A decisão ocorre no olho do furacão. Ferro enfrenta a repercussão de um término conturbado com uma ex-namorada, com direito a acusações de quebra de um iPhone 17, pedido de medida protetiva e uma disputa patrimonial envolvendo um Jeep Compass. Para tentar colocar ordem na casa (ou na prefeitura), ele recorreu à ex-primeira-dama.
Se aceitar o desafio, Samara não assumirá uma pasta qualquer. Ela terá nas mãos a responsabilidade política e administrativa de entregar quase 300 casas populares, um dos maiores trunfos eleitorais e sociais do mandato, que movimentará cerca de R$ 30 milhões entre recursos federais e municipais.
Entre os projetos sob a nova tutela da ex-esposa estarão o Residencial Água Azul (134 casas e R$ 22 milhões em jogo) e o Jardim Aeroporto (Minha Casa, Minha Vida).
Ciente de que a nomeação vai gerar falatório na cidade, Juliano Ferro se adiantou para garantir que “sabe separar as coisas”. Segundo o prefeito, não há chance de reconciliação amorosa e “um retorno pessoal é inviável”.

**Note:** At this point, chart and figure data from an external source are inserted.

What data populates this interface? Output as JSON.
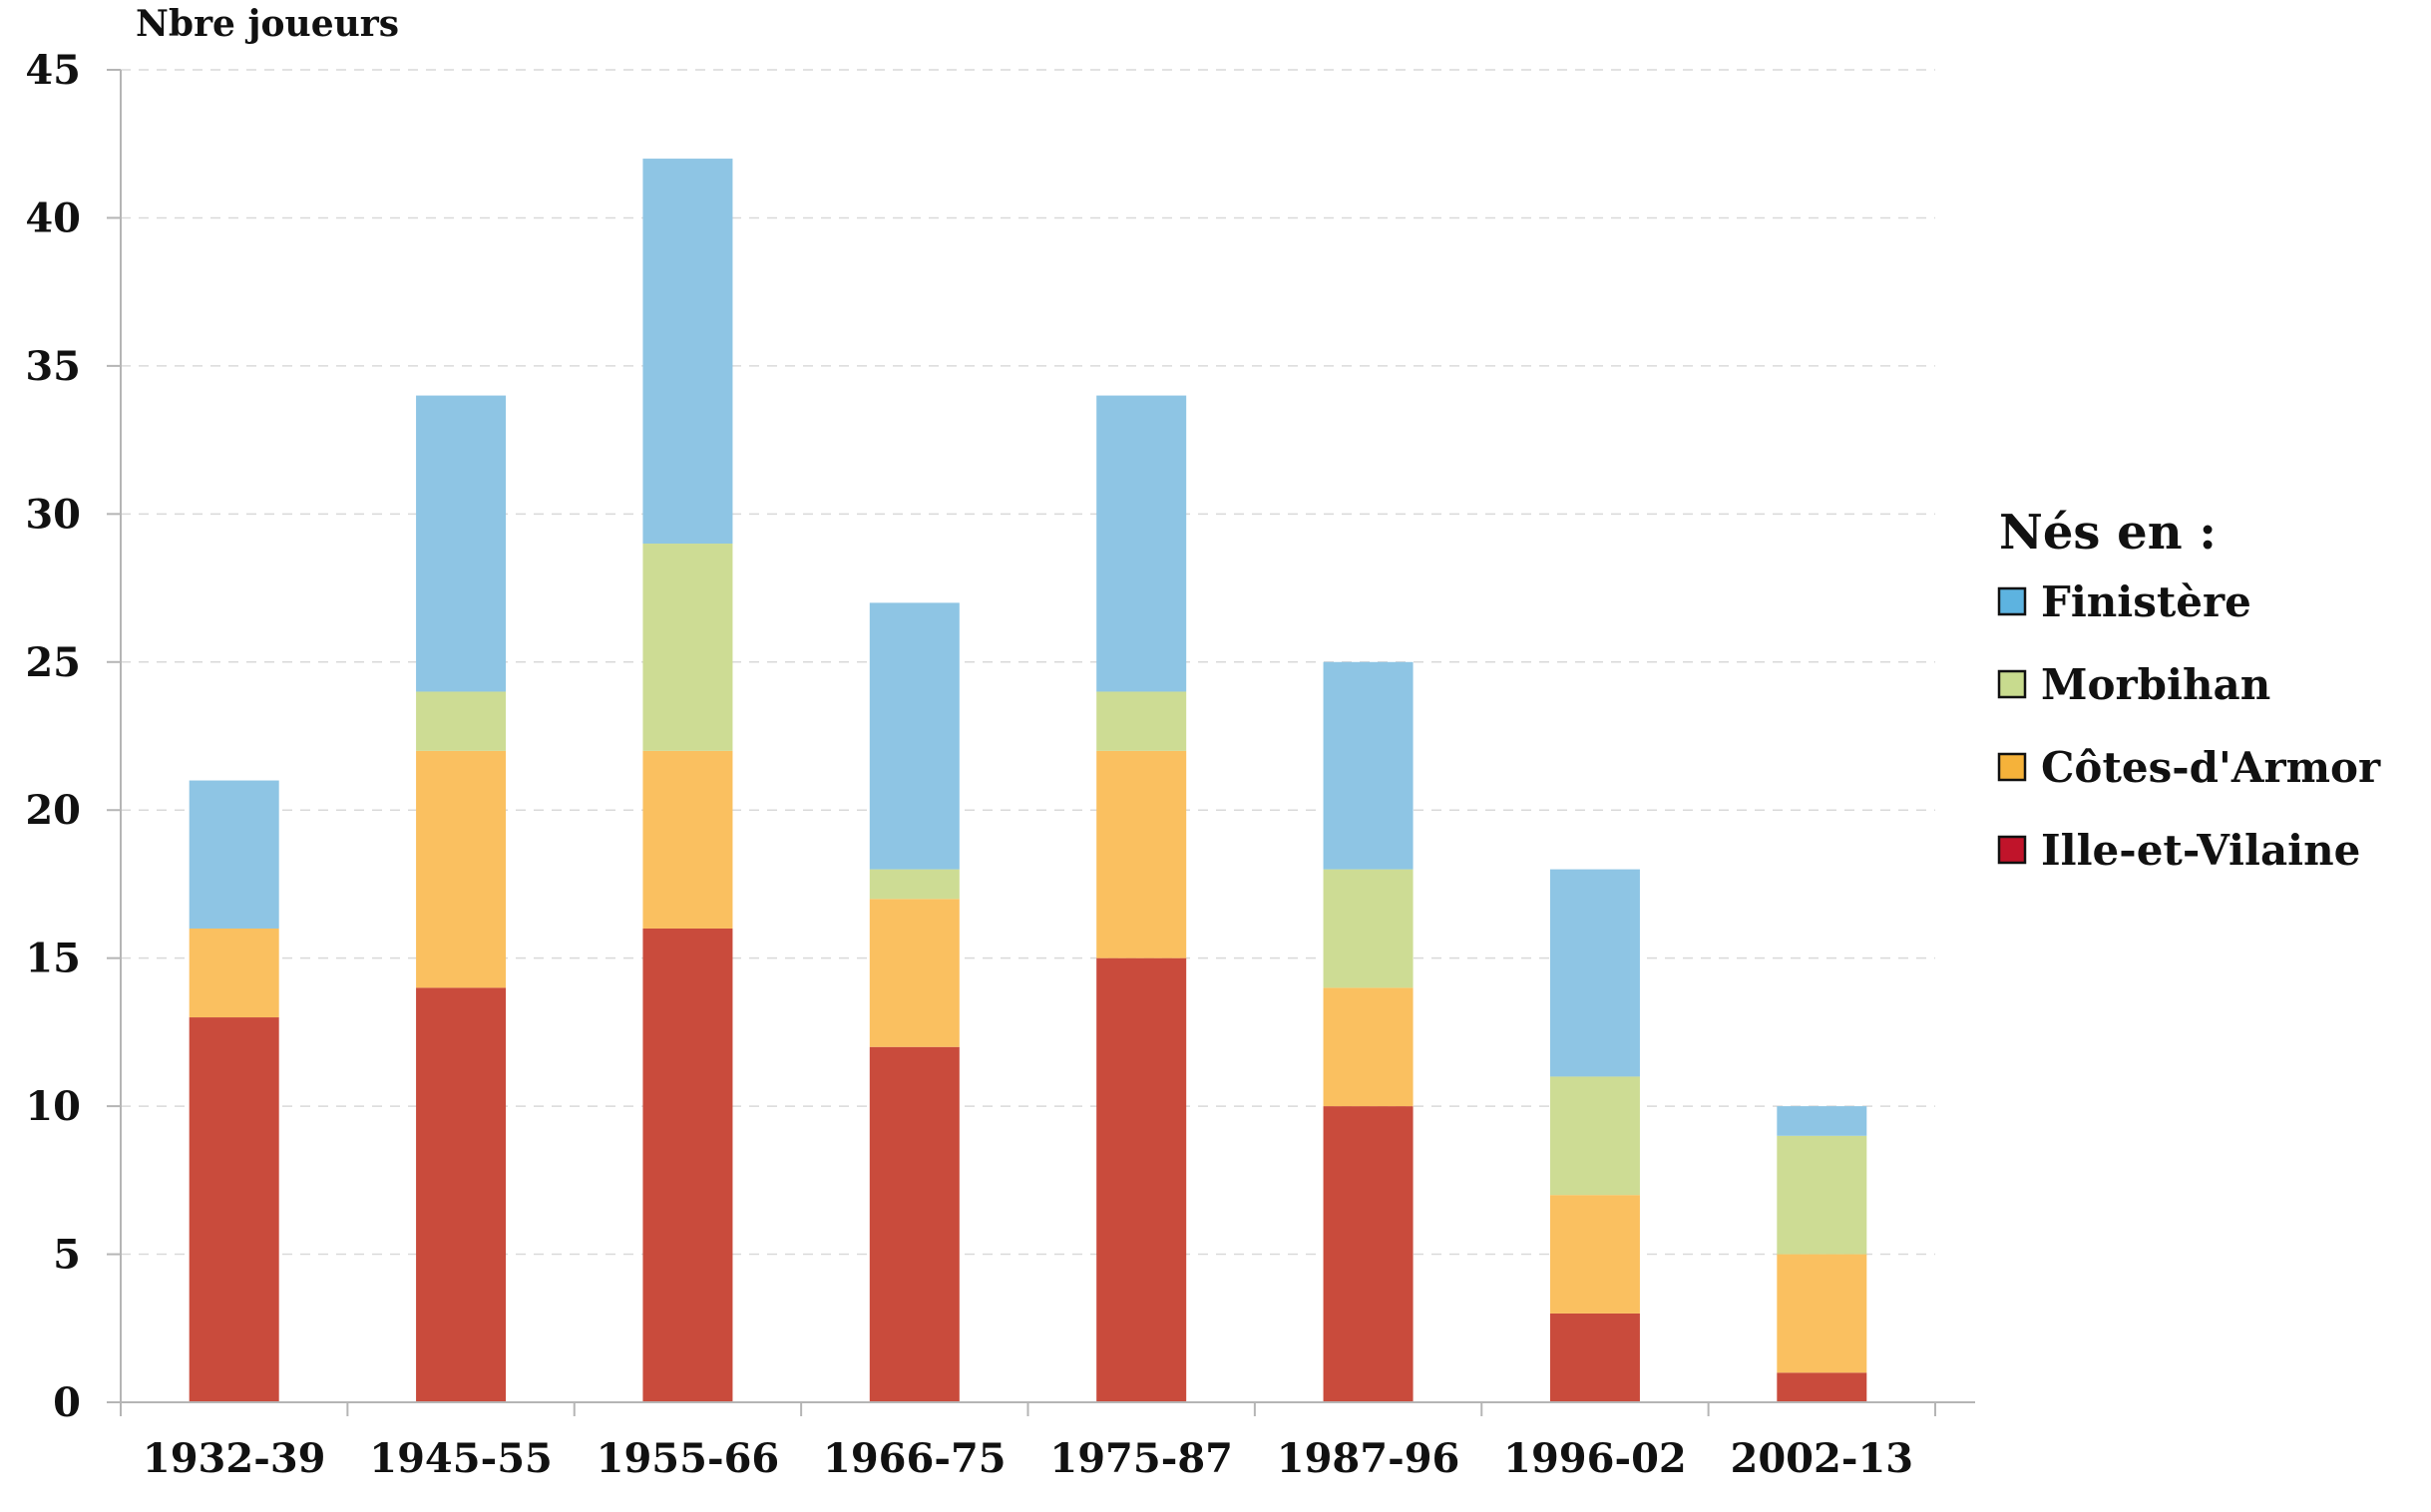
{
  "chart_data": {
    "type": "bar",
    "stacked": true,
    "title": "",
    "xlabel": "",
    "ylabel": "Nbre joueurs",
    "ylim": [
      0,
      45
    ],
    "yticks": [
      0,
      5,
      10,
      15,
      20,
      25,
      30,
      35,
      40,
      45
    ],
    "grid": true,
    "categories": [
      "1932-39",
      "1945-55",
      "1955-66",
      "1966-75",
      "1975-87",
      "1987-96",
      "1996-02",
      "2002-13"
    ],
    "legend_title": "Nés en :",
    "legend_position": "right",
    "series": [
      {
        "name": "Ille-et-Vilaine",
        "color": "#c94b3c",
        "legend_color": "#c0142a",
        "values": [
          13,
          14,
          16,
          12,
          15,
          10,
          3,
          1
        ]
      },
      {
        "name": "Côtes-d'Armor",
        "color": "#fac060",
        "legend_color": "#f5b23a",
        "values": [
          3,
          8,
          6,
          5,
          7,
          4,
          4,
          4
        ]
      },
      {
        "name": "Morbihan",
        "color": "#cddc94",
        "legend_color": "#c8db8e",
        "values": [
          0,
          2,
          7,
          1,
          2,
          4,
          4,
          4
        ]
      },
      {
        "name": "Finistère",
        "color": "#8ec5e4",
        "legend_color": "#5db3e0",
        "values": [
          5,
          10,
          13,
          9,
          10,
          7,
          7,
          1
        ]
      }
    ]
  }
}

Para justificar o cargo, Ferro sacou o currículo de Samara: ex-assessora parlamentar do deputado Zé Teixeira e experiência em projetos sociais. O prefeito afirma que a ex-mulher é a pessoa certa para fazer a articulação política das entregas, independentemente do passado conjugal ou das confusões do presente.